Harbor seals are one of several marine mammal species at risk for co-infection with
Sarcocystis neurona and Toxoplasma gondii.
Courtesy of US Fish and Wildlife Service
posted July 13, 2011
Scientists with the National Institute of Allergy and Infectious Diseases have found a link between severe illness and co-infection with Sarcocystis neurona and Toxoplasma gondii in more than 150 marine mammals that died between 2004 and 2009 in the Pacific Northwest.
Such widespread polyparasitism among marine mammals indicates pervasive contamination of waterways by zoonotic agents, the scientists concluded. Moreover, the significant associations between co-infection and mortality rate and between co-infection and severity of protozoal encephalitis suggested that polyparasitism was an important factor contributing to disease severity in marine mammals.
The NIAID, part of the National Institutes of Health, collaborated with investigators in Washington state and Canada in the research, which was published online May 24 in the open-access journal PLoS Neglected Tropical Diseases.
Necropsies were performed on 151 marine mammals that were suspected to have parasitic encephalitis. The animals included several kinds of seals and sea lions, Northern sea otters, a Pacific white-sided dolphin, porpoises, and three species of whale. An additional 10 animals, all healthy adult California sea lions that were euthanized in the Columbia River to protect fish stocks, were included in the study as controls.

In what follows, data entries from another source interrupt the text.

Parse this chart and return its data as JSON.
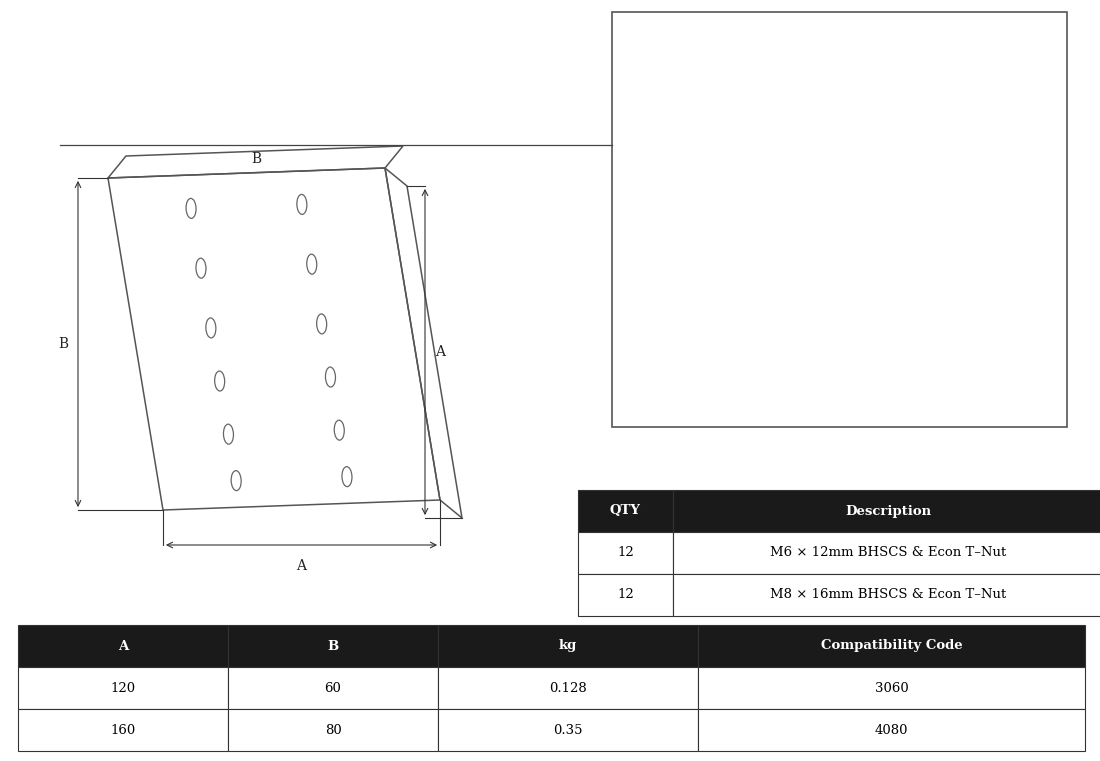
{
  "bg_color": "#ffffff",
  "table1_headers": [
    "QTY",
    "Description"
  ],
  "table1_rows": [
    [
      "12",
      "M6 × 12mm BHSCS & Econ T–Nut"
    ],
    [
      "12",
      "M8 × 16mm BHSCS & Econ T–Nut"
    ]
  ],
  "table2_headers": [
    "A",
    "B",
    "kg",
    "Compatibility Code"
  ],
  "table2_rows": [
    [
      "120",
      "60",
      "0.128",
      "3060"
    ],
    [
      "160",
      "80",
      "0.35",
      "4080"
    ]
  ],
  "header_bg": "#1a1a1a",
  "header_fg": "#ffffff",
  "cell_bg": "#ffffff",
  "cell_fg": "#000000",
  "border_color": "#333333",
  "label_A": "A",
  "label_B": "B",
  "line_color": "#444444",
  "dim_color": "#333333"
}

Hundreds of brain, heart, lymph node, and other tissue samples were examined. "Our techniques are unbiased in that we do not directly search for any particular species of parasite," said lead researcher Michael Grigg, PhD, of the NIAID Laboratory of Parasitic Diseases. "Rather, the screens simply reveal evidence of any parasite in the tissue being studied."

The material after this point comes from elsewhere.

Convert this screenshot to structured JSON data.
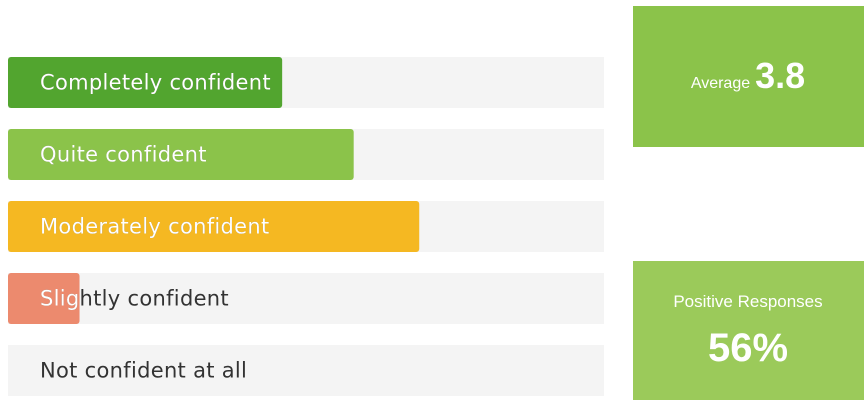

Parasites were found in 147 of the 161 animals studied—32 were infected with T gondii, 37 with S neurona, and 62 with both parasites. The remaining 16 animals were infected with various other parasites, including several that had not been detected before in any kind of animal. Notably, all 10 healthy animals were infected with either or both T gondii and S neurona.
"The presence of T gondii did not surprise us, but the abundance of S neurona infections was quite unexpected," Dr. Grigg said.
"The most remarkable finding of our study was the exacerbating role that S neurona appears to play in causing more severe disease symptoms in those animals that are also infected with T gondii."
Researchers theorize that S neurona has been introduced into the Pacific Northwest by opossums, which have been expanding their range northward from California and shed an infectious form of the parasite in their feces. Ample rainfall in the region provides an easy route for infected feces to enter inland and coastal waterways and then contaminate shellfish and other foods eaten by marine mammals.
"The most remarkable finding of our study was the exacerbating role that S neurona appears to play in causing more severe disease symptoms in those animals that are also infected with T gondii," Dr. Grigg said.
Among animals for which parasitic infection was the probable cause of death, there was evidence of more severe brain tissue inflammation in the co-infected animals than in those infected by either S neurona or T gondii alone. The two parasites are closely related, and other studies had suggested that acquired immunity after infection of an animal with one of these parasites might protect it from severe illness following infection with the other. Dr. Grigg noted that was not the case in this study, however.
The study results also hinted that animals with lowered immunity, such as pregnant or nursing females or very young animals, were more likely to have worse signs when co-infected with T gondii and S neurona.
"Identifying the threads that connect these parasites from wild and domestic land animals to marine mammals helps us to see ways that those threads might be cut," Dr. Grigg said. Managing feral cat and opossum populations, he added, is one way of preventing parasites from entering the marine food chain.
The study, "Polyparasitism Is Associated with Increased Disease Severity in Toxoplasma gondii-Infected Marine Sentinel Species," is available online at www.plosntds.org.